From the confessional history of the church, the Apostles' Creed is one that emphasizes the basic essential doctrinal points of the apostles' teaching. The confession begins this way:
"I believe in God, the Father Almighty,
the Maker of heaven and earth,
and in Jesus Christ, His only Son, our Lord:
Who was conceived by the Holy Ghost,
born of the virgin Mary..."
Have you ever wondered, "Is the virgin birth of Jesus really that important?" After all it is scientifically unprovable and seems highly improbable that this could even happen. Yet it is predicted in the Hebrew scriptures, fulfilled in the New Testament, and affirmed by the early church fathers as essential. But how does that affirmation of belief impact our practical reality? And why is it so important?

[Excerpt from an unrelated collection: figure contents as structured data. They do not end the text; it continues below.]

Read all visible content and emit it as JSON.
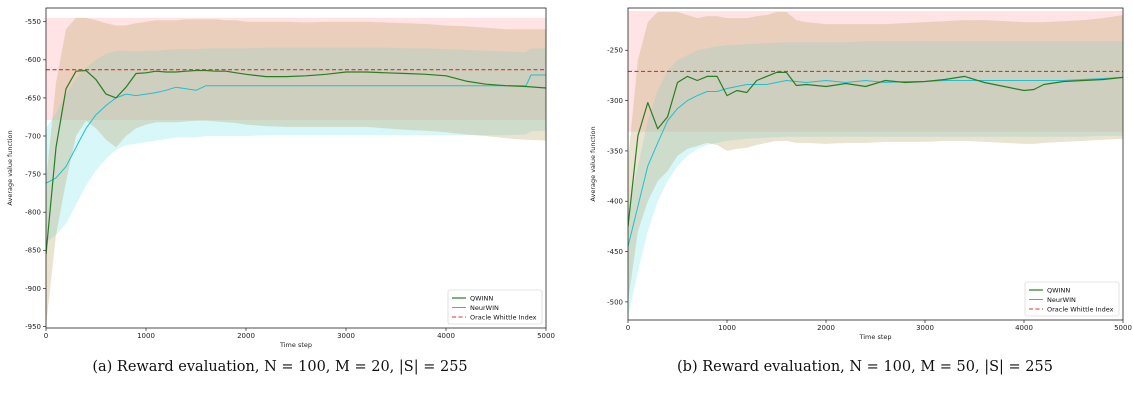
{
  "colors": {
    "qwinn": "#2a7d23",
    "neurwin": "#22bfcf",
    "oracle": "#e0302a",
    "qwinn_band": "#b39a55",
    "neurwin_band": "#7fe5ea",
    "oracle_band": "#ff9aa2"
  },
  "captions": {
    "a": "(a) Reward evaluation, N = 100, M = 20, |S| = 255",
    "b": "(b) Reward evaluation, N = 100, M = 50, |S| = 255"
  },
  "chart_data": [
    {
      "type": "line",
      "xlabel": "Time step",
      "ylabel": "Average value function",
      "xlim": [
        0,
        5000
      ],
      "ylim": [
        -952,
        -532
      ],
      "xticks": [
        0,
        1000,
        2000,
        3000,
        4000,
        5000
      ],
      "xtick_labels": [
        "0",
        "1000",
        "2000",
        "3000",
        "4000",
        "5000"
      ],
      "yticks": [
        -550,
        -600,
        -650,
        -700,
        -750,
        -800,
        -850,
        -900,
        -950
      ],
      "ytick_labels": [
        "-550",
        "-600",
        "-650",
        "-700",
        "-750",
        "-800",
        "-850",
        "-900",
        "-950"
      ],
      "legend": {
        "placement": "lower-right",
        "entries": [
          "QWINN",
          "NeurWIN",
          "Oracle Whittle Index"
        ]
      },
      "series": [
        {
          "name": "QWINN",
          "x": [
            0,
            100,
            200,
            300,
            400,
            500,
            600,
            700,
            800,
            900,
            1000,
            1100,
            1200,
            1300,
            1400,
            1500,
            1600,
            1700,
            1800,
            1900,
            2000,
            2200,
            2400,
            2600,
            2800,
            3000,
            3200,
            3400,
            3600,
            3800,
            4000,
            4200,
            4400,
            4600,
            4800,
            5000
          ],
          "y": [
            -855,
            -715,
            -638,
            -615,
            -614,
            -626,
            -645,
            -650,
            -636,
            -618,
            -617,
            -615,
            -616,
            -616,
            -615,
            -614,
            -614,
            -615,
            -615,
            -617,
            -619,
            -622,
            -622,
            -621,
            -619,
            -616,
            -616,
            -617,
            -618,
            -619,
            -621,
            -628,
            -632,
            -634,
            -635,
            -637
          ],
          "band_upper": [
            -760,
            -630,
            -560,
            -545,
            -545,
            -548,
            -552,
            -555,
            -555,
            -552,
            -550,
            -548,
            -548,
            -548,
            -547,
            -547,
            -547,
            -547,
            -548,
            -548,
            -550,
            -550,
            -550,
            -551,
            -550,
            -550,
            -550,
            -551,
            -552,
            -553,
            -555,
            -556,
            -558,
            -560,
            -560,
            -560
          ],
          "band_lower": [
            -950,
            -830,
            -760,
            -700,
            -680,
            -690,
            -705,
            -715,
            -700,
            -690,
            -685,
            -682,
            -682,
            -682,
            -681,
            -680,
            -680,
            -681,
            -682,
            -683,
            -685,
            -687,
            -688,
            -688,
            -688,
            -688,
            -688,
            -690,
            -692,
            -693,
            -695,
            -698,
            -700,
            -703,
            -705,
            -706
          ]
        },
        {
          "name": "NeurWIN",
          "x": [
            0,
            100,
            200,
            300,
            400,
            500,
            600,
            700,
            800,
            900,
            1000,
            1100,
            1200,
            1300,
            1400,
            1500,
            1600,
            1800,
            2000,
            2200,
            2400,
            2600,
            2800,
            3000,
            3200,
            3400,
            3600,
            3800,
            4000,
            4200,
            4400,
            4600,
            4800,
            4850,
            5000
          ],
          "y": [
            -762,
            -755,
            -740,
            -715,
            -690,
            -672,
            -660,
            -650,
            -645,
            -647,
            -645,
            -643,
            -640,
            -636,
            -638,
            -640,
            -634,
            -634,
            -634,
            -634,
            -634,
            -634,
            -634,
            -634,
            -634,
            -634,
            -634,
            -634,
            -634,
            -634,
            -634,
            -634,
            -634,
            -620,
            -620
          ],
          "band_upper": [
            -690,
            -670,
            -645,
            -625,
            -610,
            -600,
            -592,
            -588,
            -588,
            -589,
            -588,
            -588,
            -587,
            -586,
            -586,
            -586,
            -585,
            -585,
            -585,
            -584,
            -584,
            -584,
            -584,
            -584,
            -584,
            -584,
            -585,
            -585,
            -586,
            -587,
            -588,
            -589,
            -590,
            -585,
            -585
          ],
          "band_lower": [
            -840,
            -830,
            -815,
            -790,
            -765,
            -745,
            -730,
            -718,
            -712,
            -710,
            -708,
            -706,
            -704,
            -702,
            -702,
            -702,
            -700,
            -700,
            -700,
            -699,
            -699,
            -699,
            -699,
            -699,
            -699,
            -699,
            -699,
            -699,
            -699,
            -699,
            -699,
            -699,
            -698,
            -694,
            -693
          ]
        },
        {
          "name": "Oracle Whittle Index",
          "x": [
            0,
            5000
          ],
          "y": [
            -613,
            -613
          ],
          "band_upper": [
            -545,
            -545
          ],
          "band_lower": [
            -679,
            -679
          ]
        }
      ]
    },
    {
      "type": "line",
      "xlabel": "Time step",
      "ylabel": "Average value function",
      "xlim": [
        0,
        5000
      ],
      "ylim": [
        -518,
        -208
      ],
      "xticks": [
        0,
        1000,
        2000,
        3000,
        4000,
        5000
      ],
      "xtick_labels": [
        "0",
        "1000",
        "2000",
        "3000",
        "4000",
        "5000"
      ],
      "yticks": [
        -250,
        -300,
        -350,
        -400,
        -450,
        -500
      ],
      "ytick_labels": [
        "-250",
        "-300",
        "-350",
        "-400",
        "-450",
        "-500"
      ],
      "legend": {
        "placement": "lower-right",
        "entries": [
          "QWINN",
          "NeurWIN",
          "Oracle Whittle Index"
        ]
      },
      "series": [
        {
          "name": "QWINN",
          "x": [
            0,
            100,
            200,
            300,
            400,
            500,
            600,
            700,
            800,
            900,
            1000,
            1100,
            1200,
            1300,
            1400,
            1500,
            1600,
            1700,
            1800,
            2000,
            2200,
            2400,
            2600,
            2800,
            3000,
            3200,
            3400,
            3600,
            3800,
            4000,
            4100,
            4200,
            4400,
            4600,
            4800,
            5000
          ],
          "y": [
            -425,
            -335,
            -302,
            -328,
            -316,
            -282,
            -276,
            -280,
            -276,
            -276,
            -295,
            -290,
            -292,
            -280,
            -276,
            -272,
            -272,
            -285,
            -284,
            -286,
            -283,
            -286,
            -280,
            -282,
            -281,
            -279,
            -276,
            -282,
            -286,
            -290,
            -289,
            -284,
            -281,
            -280,
            -279,
            -277
          ],
          "band_upper": [
            -360,
            -260,
            -222,
            -212,
            -212,
            -212,
            -215,
            -218,
            -216,
            -216,
            -218,
            -218,
            -218,
            -216,
            -215,
            -212,
            -212,
            -220,
            -222,
            -224,
            -224,
            -224,
            -224,
            -223,
            -222,
            -221,
            -220,
            -220,
            -221,
            -222,
            -222,
            -222,
            -221,
            -220,
            -218,
            -215
          ],
          "band_lower": [
            -500,
            -430,
            -400,
            -380,
            -370,
            -355,
            -348,
            -345,
            -342,
            -344,
            -350,
            -348,
            -347,
            -344,
            -342,
            -340,
            -340,
            -342,
            -342,
            -343,
            -342,
            -342,
            -341,
            -341,
            -341,
            -340,
            -340,
            -341,
            -342,
            -343,
            -343,
            -342,
            -341,
            -340,
            -339,
            -338
          ]
        },
        {
          "name": "NeurWIN",
          "x": [
            0,
            100,
            200,
            300,
            400,
            500,
            600,
            700,
            800,
            900,
            1000,
            1200,
            1400,
            1600,
            1800,
            2000,
            2200,
            2400,
            2600,
            2800,
            3000,
            3200,
            3400,
            3600,
            3800,
            4000,
            4200,
            4400,
            4600,
            4800,
            5000
          ],
          "y": [
            -445,
            -405,
            -365,
            -342,
            -320,
            -308,
            -300,
            -295,
            -291,
            -291,
            -288,
            -284,
            -284,
            -280,
            -282,
            -280,
            -282,
            -280,
            -282,
            -281,
            -281,
            -280,
            -280,
            -280,
            -280,
            -280,
            -280,
            -280,
            -279,
            -278,
            -277
          ],
          "band_upper": [
            -410,
            -365,
            -320,
            -290,
            -270,
            -260,
            -255,
            -250,
            -248,
            -246,
            -245,
            -244,
            -243,
            -242,
            -242,
            -242,
            -242,
            -241,
            -241,
            -241,
            -241,
            -241,
            -241,
            -241,
            -241,
            -241,
            -241,
            -241,
            -241,
            -241,
            -241
          ],
          "band_lower": [
            -515,
            -470,
            -430,
            -400,
            -380,
            -365,
            -355,
            -348,
            -344,
            -342,
            -340,
            -338,
            -337,
            -336,
            -336,
            -336,
            -336,
            -336,
            -336,
            -336,
            -336,
            -336,
            -336,
            -336,
            -336,
            -336,
            -336,
            -336,
            -336,
            -335,
            -335
          ]
        },
        {
          "name": "Oracle Whittle Index",
          "x": [
            0,
            5000
          ],
          "y": [
            -271,
            -271
          ],
          "band_upper": [
            -211,
            -211
          ],
          "band_lower": [
            -331,
            -331
          ]
        }
      ]
    }
  ]
}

Christian doctrine can seem so impractical without a solid understanding of clear application to our present lives. And without the clear application all we are left with are words to give verbal assent, a warm fuzzy feeling, and questions about the infallibility of the Bible. Although, to the early church, the Apostles' doctrine was completely practical. It met them in their life and fuzed meaning into their experiences. It also helped shape their understanding of how God has created the world to work, how it was broken, and how it is fixed. We should share their perspective on doctrine, and this blog is designed to take something that seems impractical and show that it not only applies to our lives, it is essential just as the early church affirmed.
The practical implications of the Virgin Birth are related to sin, or should I say, the possibility for the removal of sin. There are three aspects of sin that are important for each of us to understand if we are going to see the necessity of the Virgin Birth. The three aspects are as follows: original sin, generational sin, and personal sin. I will discuss these more in part two of this blog. For now, just know that these are real parts of our depravity that are addressed in the application of the gospel (good news) of Jesus Christ.
Before we get to our sin let's look at what the Hebrew scriptures say about how atonement or reconciliation with God is made. Exodus 12 details the requirements for the Passover. In verse five a lamb without blemish is to be prepared. The blood is to be placed on the doorpost and lentils so so the angel of death would know who belonged to the LORD. Leviticus 1 outlines many of the sacrifices to be made including a lamb without blemish for the atonement of sins. These sacrifices had to be made repeatedly until the LORD sent His final sacrifice to redeem His people through a new covenant (Jeremiah 31:31-34; Luke 22:14-20; and Hebrews 8-10). Jesus was the perfect Passover Lamb and the sacrifice for all time establishing the new covenant of God's grace between God and His people.
You see the sacrifice had to be without any blemish or stain (perfect). This is the reason for the Virgin Birth, which will make more sense when we begin to understand more about sin.